Star des réseaux, capables de feuilletonner son été comme personne, Michy se fait beaucoup plus discret sur les terrains depuis la rentrée. Ses doublés contre Grimsby Town, à Saint-Marin ou son but dimanche dernier à Southampton confirment le buteur opportuniste qu'il a toujours été, mais masquent mal un début de saison passée dans l'ombre de Tammy Abraham à Chelsea et de Romelu Lukaku en sélection.

Loin, trop loin, de ce synopsis vendu fin 2011 comme un best-seller après le premier but de Michy avec le Standard contre Copenhague en Europa League et qui devait faire de la nouvelle pépite liégeoise un attaquant de classe internationale. Entre le 18 décembre 2011 et le 19 février 2012, Michy Batshuayi devient même " Batsman " et claque 8 buts en 10 titularisations.

À l'époque comparée à Romelu Lukaku pour sa précocité, à Karim Benzema pour son profil et à Mario Balotelli dans le style, on croit Michy Batshuayi parti pour tout casser. Deux ans plus tard, il est considéré pour beaucoup comme l'option la plus crédible pour pallier le forfait de Christian Benteke pour le Mondial. L'heureux élu sera finalement Divock Origi après des play-offs de fin de saison bâclés par Michy avec le Standard. La faute à ce transfert attendu vers un grand d'Europe qui lui fait tourner la tête.

Michy Batshuayi chez les Diables : une relation compliquée., BELGAIMAGE
Michy Batshuayi chez les Diables : une relation compliquée. © BELGAIMAGE

Joker de luxe

Ce sera finalement l'OM et d'abord un statut de n°2 derrière André-Pierre Gignac.

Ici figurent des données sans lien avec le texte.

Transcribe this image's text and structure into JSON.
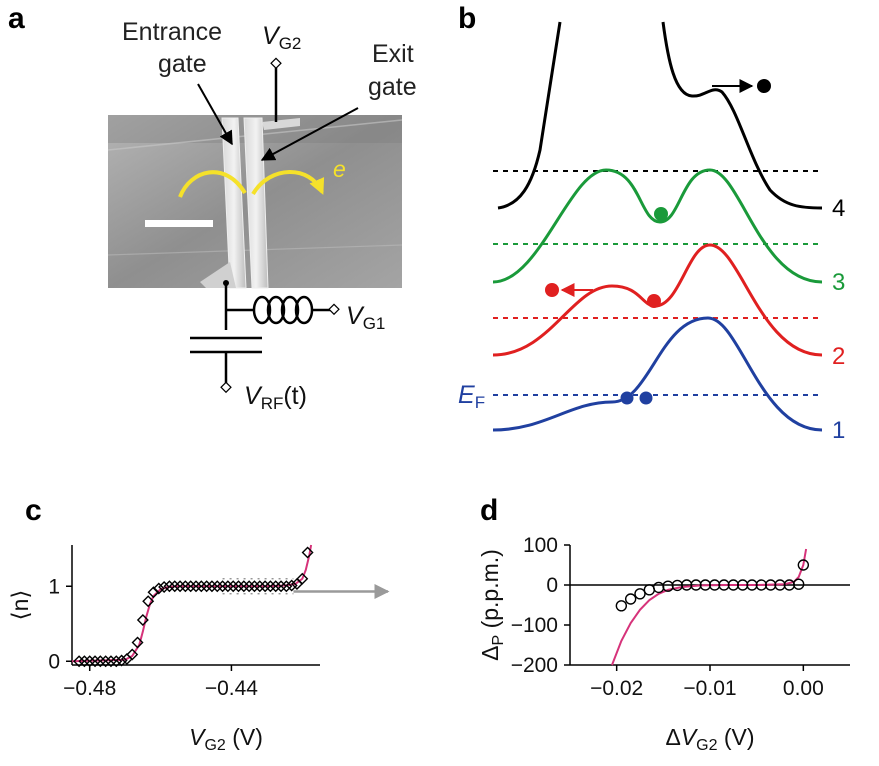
{
  "panels": {
    "a": {
      "label": "a",
      "entrance_gate": [
        "Entrance",
        "gate"
      ],
      "exit_gate": [
        "Exit",
        "gate"
      ],
      "vg2": {
        "main": "V",
        "sub": "G2"
      },
      "vg1": {
        "main": "V",
        "sub": "G1"
      },
      "vrf": {
        "main": "V",
        "sub": "RF",
        "arg": "(t)"
      },
      "electron": "e",
      "colors": {
        "arrow": "#f5e12a",
        "sem_bg": "#9a9a9a"
      }
    },
    "b": {
      "label": "b",
      "level_labels": [
        "4",
        "3",
        "2",
        "1"
      ],
      "ef": {
        "main": "E",
        "sub": "F"
      },
      "colors": [
        "#000000",
        "#1a9a3a",
        "#e02020",
        "#2040a0"
      ]
    },
    "c": {
      "label": "c"
    },
    "d": {
      "label": "d"
    }
  },
  "chart_data": [
    {
      "id": "c",
      "type": "scatter",
      "title": "",
      "xlabel": {
        "main": "V",
        "sub": "G2",
        "unit": "(V)"
      },
      "ylabel": "⟨n⟩",
      "xlim": [
        -0.485,
        -0.415
      ],
      "ylim": [
        -0.05,
        1.55
      ],
      "xticks": [
        -0.48,
        -0.44
      ],
      "xtick_labels": [
        "−0.48",
        "−0.44"
      ],
      "yticks": [
        0,
        1
      ],
      "ytick_labels": [
        "0",
        "1"
      ],
      "series": [
        {
          "name": "data",
          "marker": "diamond",
          "x": [
            -0.483,
            -0.4815,
            -0.48,
            -0.4785,
            -0.477,
            -0.4755,
            -0.474,
            -0.4725,
            -0.471,
            -0.4695,
            -0.468,
            -0.4665,
            -0.465,
            -0.4635,
            -0.462,
            -0.4605,
            -0.459,
            -0.4575,
            -0.456,
            -0.4545,
            -0.453,
            -0.4515,
            -0.45,
            -0.4485,
            -0.447,
            -0.4455,
            -0.444,
            -0.4425,
            -0.441,
            -0.4395,
            -0.438,
            -0.4365,
            -0.435,
            -0.4335,
            -0.432,
            -0.4305,
            -0.429,
            -0.4275,
            -0.426,
            -0.4245,
            -0.423,
            -0.4215,
            -0.42,
            -0.4185
          ],
          "y": [
            0.0,
            0.0,
            0.0,
            0.0,
            0.0,
            0.0,
            0.0,
            0.0,
            0.01,
            0.03,
            0.09,
            0.25,
            0.55,
            0.8,
            0.92,
            0.97,
            0.99,
            1.0,
            1.0,
            1.0,
            1.0,
            1.0,
            1.0,
            1.0,
            1.0,
            1.0,
            1.0,
            1.0,
            1.0,
            1.0,
            1.0,
            1.0,
            1.0,
            1.0,
            1.0,
            1.0,
            1.0,
            1.0,
            1.0,
            1.0,
            1.01,
            1.03,
            1.1,
            1.45
          ]
        },
        {
          "name": "fit",
          "color": "#d6337a",
          "x": [
            -0.485,
            -0.47,
            -0.468,
            -0.466,
            -0.465,
            -0.464,
            -0.463,
            -0.462,
            -0.46,
            -0.458,
            -0.455,
            -0.45,
            -0.44,
            -0.43,
            -0.425,
            -0.422,
            -0.42,
            -0.419,
            -0.418,
            -0.4175
          ],
          "y": [
            0.0,
            0.02,
            0.07,
            0.22,
            0.4,
            0.6,
            0.76,
            0.87,
            0.96,
            0.99,
            1.0,
            1.0,
            1.0,
            1.0,
            1.01,
            1.03,
            1.1,
            1.22,
            1.42,
            1.58
          ]
        }
      ]
    },
    {
      "id": "d",
      "type": "scatter",
      "title": "",
      "xlabel": {
        "pre": "Δ",
        "main": "V",
        "sub": "G2",
        "unit": "(V)"
      },
      "ylabel": {
        "main": "Δ",
        "sub": "P",
        "unit": "(p.p.m.)"
      },
      "xlim": [
        -0.025,
        0.005
      ],
      "ylim": [
        -200,
        100
      ],
      "xticks": [
        -0.02,
        -0.01,
        0.0
      ],
      "xtick_labels": [
        "−0.02",
        "−0.01",
        "0.00"
      ],
      "yticks": [
        100,
        0,
        -100,
        -200
      ],
      "ytick_labels": [
        "100",
        "0",
        "−100",
        "−200"
      ],
      "series": [
        {
          "name": "data",
          "marker": "circle",
          "x": [
            -0.0195,
            -0.0185,
            -0.0175,
            -0.0165,
            -0.0155,
            -0.0145,
            -0.0135,
            -0.0125,
            -0.0115,
            -0.0105,
            -0.0095,
            -0.0085,
            -0.0075,
            -0.0065,
            -0.0055,
            -0.0045,
            -0.0035,
            -0.0025,
            -0.0015,
            -0.0005,
            0.0
          ],
          "y": [
            -52,
            -35,
            -22,
            -12,
            -6,
            -3,
            -1,
            0,
            0,
            0,
            0,
            0,
            0,
            0,
            0,
            0,
            0,
            0,
            0,
            2,
            50
          ]
        },
        {
          "name": "fit",
          "color": "#d6337a",
          "x": [
            -0.0205,
            -0.0195,
            -0.0185,
            -0.0175,
            -0.0165,
            -0.0155,
            -0.0145,
            -0.013,
            -0.011,
            -0.008,
            -0.005,
            -0.002,
            -0.001,
            -0.0005,
            0.0,
            0.0003
          ],
          "y": [
            -200,
            -140,
            -95,
            -62,
            -38,
            -22,
            -12,
            -5,
            -1,
            0,
            0,
            2,
            8,
            20,
            50,
            90
          ]
        }
      ]
    }
  ]
}
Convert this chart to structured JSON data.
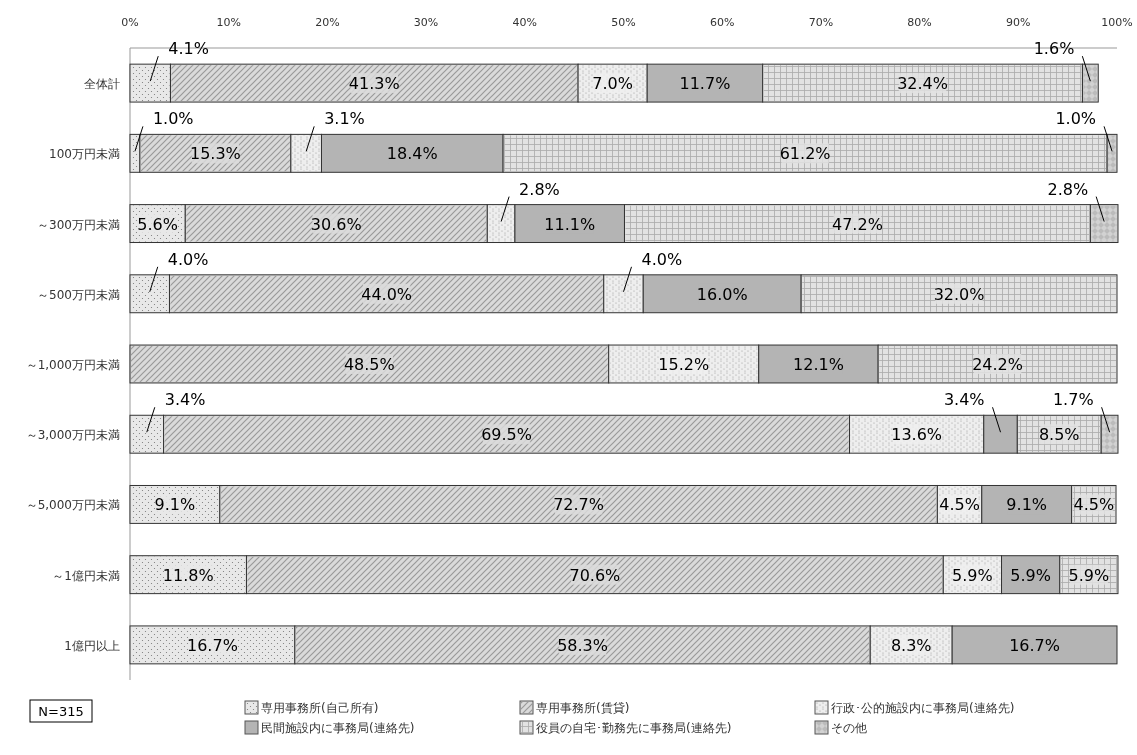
{
  "chart_data": {
    "type": "bar",
    "orientation": "horizontal",
    "stacked": true,
    "categories": [
      "全体計",
      "100万円未満",
      "～300万円未満",
      "～500万円未満",
      "～1,000万円未満",
      "～3,000万円未満",
      "～5,000万円未満",
      "～1億円未満",
      "1億円以上"
    ],
    "series": [
      {
        "name": "専用事務所(自己所有)",
        "color": "#e8e8e8",
        "values": [
          4.1,
          1.0,
          5.6,
          4.0,
          null,
          3.4,
          9.1,
          11.8,
          16.7
        ],
        "value_labels": [
          "4.1%",
          "1.0%",
          "5.6%",
          "4.0%",
          null,
          "3.4%",
          "9.1%",
          "11.8%",
          "16.7%"
        ]
      },
      {
        "name": "専用事務所(賃貸)",
        "color": "#dadada",
        "values": [
          41.3,
          15.3,
          30.6,
          44.0,
          48.5,
          69.5,
          72.7,
          70.6,
          58.3
        ],
        "value_labels": [
          "41.3%",
          "15.3%",
          "30.6%",
          "44.0%",
          "48.5%",
          "69.5%",
          "72.7%",
          "70.6%",
          "58.3%"
        ]
      },
      {
        "name": "行政･公的施設内に事務局(連絡先)",
        "color": "#eeeeee",
        "values": [
          7.0,
          3.1,
          2.8,
          4.0,
          15.2,
          13.6,
          4.5,
          5.9,
          8.3
        ],
        "value_labels": [
          "7.0%",
          "3.1%",
          "2.8%",
          "4.0%",
          "15.2%",
          "13.6%",
          "4.5%",
          "5.9%",
          "8.3%"
        ]
      },
      {
        "name": "民間施設内に事務局(連絡先)",
        "color": "#b4b4b4",
        "values": [
          11.7,
          18.4,
          11.1,
          16.0,
          12.1,
          3.4,
          9.1,
          5.9,
          16.7
        ],
        "value_labels": [
          "11.7%",
          "18.4%",
          "11.1%",
          "16.0%",
          "12.1%",
          "3.4%",
          "9.1%",
          "5.9%",
          "16.7%"
        ]
      },
      {
        "name": "役員の自宅･勤務先に事務局(連絡先)",
        "color": "#e2e2e2",
        "values": [
          32.4,
          61.2,
          47.2,
          32.0,
          24.2,
          8.5,
          4.5,
          5.9,
          null
        ],
        "value_labels": [
          "32.4%",
          "61.2%",
          "47.2%",
          "32.0%",
          "24.2%",
          "8.5%",
          "4.5%",
          "5.9%",
          null
        ]
      },
      {
        "name": "その他",
        "color": "#d2d2d2",
        "values": [
          1.6,
          1.0,
          2.8,
          null,
          null,
          1.7,
          null,
          null,
          null
        ],
        "value_labels": [
          "1.6%",
          "1.0%",
          "2.8%",
          null,
          null,
          "1.7%",
          null,
          null,
          null
        ]
      }
    ],
    "xlim": [
      0,
      100
    ],
    "xticks": [
      {
        "value": 0,
        "label": "0%"
      },
      {
        "value": 10,
        "label": "10%"
      },
      {
        "value": 20,
        "label": "20%"
      },
      {
        "value": 30,
        "label": "30%"
      },
      {
        "value": 40,
        "label": "40%"
      },
      {
        "value": 50,
        "label": "50%"
      },
      {
        "value": 60,
        "label": "60%"
      },
      {
        "value": 70,
        "label": "70%"
      },
      {
        "value": 80,
        "label": "80%"
      },
      {
        "value": 90,
        "label": "90%"
      },
      {
        "value": 100,
        "label": "100%"
      }
    ],
    "legend": "bottom",
    "annotations": [
      "N=315"
    ]
  }
}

L'histoire d'un joueur qui n'est jamais vraiment le premier choix et d'une carrière qui se refuse à prendre de la hauteur. En 2018, en Russie, il devait aussi être l'homme doublure de Romelu Lukaku, mais ne décollera pas du banc contre le Japon en huitième, le Brésil en quart et l'Angleterre dans le match pour la troisième place, recevant seulement... une minute de jeu contre la France en demi.

Une mise à l'écart particulièrement mal vécue par le principal intéressé qui se considère à ce moment précis dans la forme de sa vie après six mois tonitruants au Borussia Dortmund. " Ça a été dur pour Michy, très dur, mais je dirais que depuis la débâcle en Suisse, il y a eu un tournant dans la stratégie de Roberto Martinez ", pense savoir ce proche de Batshuayi, présent en Russie. " Je crois que Martinez a compris certaines choses à Lucerne. Mais oui, c'est un secret de polichinelle de dire que Michy a souffert dans le passé du peu de considération du sélectionneur. "

À bien y regarder, l'attitude du coach espagnol n'est pas différente de celle de la majorité de ses autres mentors en club depuis le début de sa carrière. De José Riga (qui lui préférera d'abord Mémé Tchité) à Frank Lampard (avec Tammy Abraham) aujourd'hui en passant par Marcelo Bielsa (André-Pierre Gignac), Antonio Conte ( Diego Costa puis Alvaro Morata) ou Marcelino ( Santi Mina et Rodrigo).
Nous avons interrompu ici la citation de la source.